Без срока в служении прожила я страстные дни. В Великую субботу приобщалась. Последний мой час близился.
И как там, в лесу, клялась я Божьей Матери, одной моей заступнице, – в ее волю, под ее покров отдавала себя.
И вот в Великую субботу после обедни, когда в церкви, кроме меня, никого не было, я сделала два жеребья – две записки, на одной написала – «в монастыре быть», на другой – «замуж идти», свернула записки и положила за чудотворный образ Божьей Матери.
– Матерь Божья, благослови!
Едва дождалась заутрени. Все горело во мне: сердце горело, душа горела, дух изнывал.
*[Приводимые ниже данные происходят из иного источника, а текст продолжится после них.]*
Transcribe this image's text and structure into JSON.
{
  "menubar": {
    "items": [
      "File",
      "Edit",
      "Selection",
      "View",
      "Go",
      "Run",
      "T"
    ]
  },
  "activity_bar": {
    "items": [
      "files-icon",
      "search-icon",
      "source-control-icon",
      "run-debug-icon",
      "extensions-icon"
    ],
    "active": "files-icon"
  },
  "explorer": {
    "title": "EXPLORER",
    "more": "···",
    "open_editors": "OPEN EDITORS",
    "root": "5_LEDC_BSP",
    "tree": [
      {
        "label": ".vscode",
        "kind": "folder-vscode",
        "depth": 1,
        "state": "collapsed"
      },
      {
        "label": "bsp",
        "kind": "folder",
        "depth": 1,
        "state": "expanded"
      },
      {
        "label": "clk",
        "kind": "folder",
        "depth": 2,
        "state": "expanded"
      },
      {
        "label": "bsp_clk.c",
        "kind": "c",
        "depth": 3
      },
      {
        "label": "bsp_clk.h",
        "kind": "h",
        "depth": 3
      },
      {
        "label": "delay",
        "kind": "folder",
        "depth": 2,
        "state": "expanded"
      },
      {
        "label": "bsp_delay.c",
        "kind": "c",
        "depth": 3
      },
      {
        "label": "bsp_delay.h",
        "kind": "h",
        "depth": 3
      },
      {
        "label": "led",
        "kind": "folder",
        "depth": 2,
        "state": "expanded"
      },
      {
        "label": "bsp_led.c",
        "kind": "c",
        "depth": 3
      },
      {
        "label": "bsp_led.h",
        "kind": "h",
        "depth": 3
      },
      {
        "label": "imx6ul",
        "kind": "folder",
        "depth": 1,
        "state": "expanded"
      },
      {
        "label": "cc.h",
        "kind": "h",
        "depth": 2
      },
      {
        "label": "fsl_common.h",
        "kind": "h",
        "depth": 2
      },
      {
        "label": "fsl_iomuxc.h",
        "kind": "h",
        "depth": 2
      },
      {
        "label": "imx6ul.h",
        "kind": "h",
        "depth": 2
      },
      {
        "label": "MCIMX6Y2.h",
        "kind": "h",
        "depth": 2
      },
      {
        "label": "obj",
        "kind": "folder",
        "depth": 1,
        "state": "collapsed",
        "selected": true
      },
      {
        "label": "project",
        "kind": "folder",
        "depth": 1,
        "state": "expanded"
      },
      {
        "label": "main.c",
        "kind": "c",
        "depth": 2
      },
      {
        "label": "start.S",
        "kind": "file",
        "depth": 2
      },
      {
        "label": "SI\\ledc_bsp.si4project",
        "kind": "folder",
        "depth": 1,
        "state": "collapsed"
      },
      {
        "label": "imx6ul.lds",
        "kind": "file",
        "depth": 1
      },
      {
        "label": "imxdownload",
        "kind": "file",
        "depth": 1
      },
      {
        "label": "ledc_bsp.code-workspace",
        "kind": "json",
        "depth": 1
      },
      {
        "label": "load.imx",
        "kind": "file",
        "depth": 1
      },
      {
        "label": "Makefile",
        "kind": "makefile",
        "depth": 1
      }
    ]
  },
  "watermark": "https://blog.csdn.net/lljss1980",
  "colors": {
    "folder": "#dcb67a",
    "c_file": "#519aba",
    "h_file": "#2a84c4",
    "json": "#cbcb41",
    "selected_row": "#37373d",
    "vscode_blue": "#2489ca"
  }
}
Как в огне прошла и заутреня.
– Христос воскрес! – слезы горели, и был мой голос на весь мир: – Христос воскрес!
А когда кончили христосование, перед обедней я подошла к чудотворному образу Божьей Матери, тихонько протянула руку, незаметно взяла свой жеребий.
И мне вышло: «идти».
Снова завернула я записку, смешала, не поверила.
«Матерь Божия, ты меня выгоняешь?»
И еще раз вынула.
В глазах у меня потемнело: то же и опять – «замуж идти».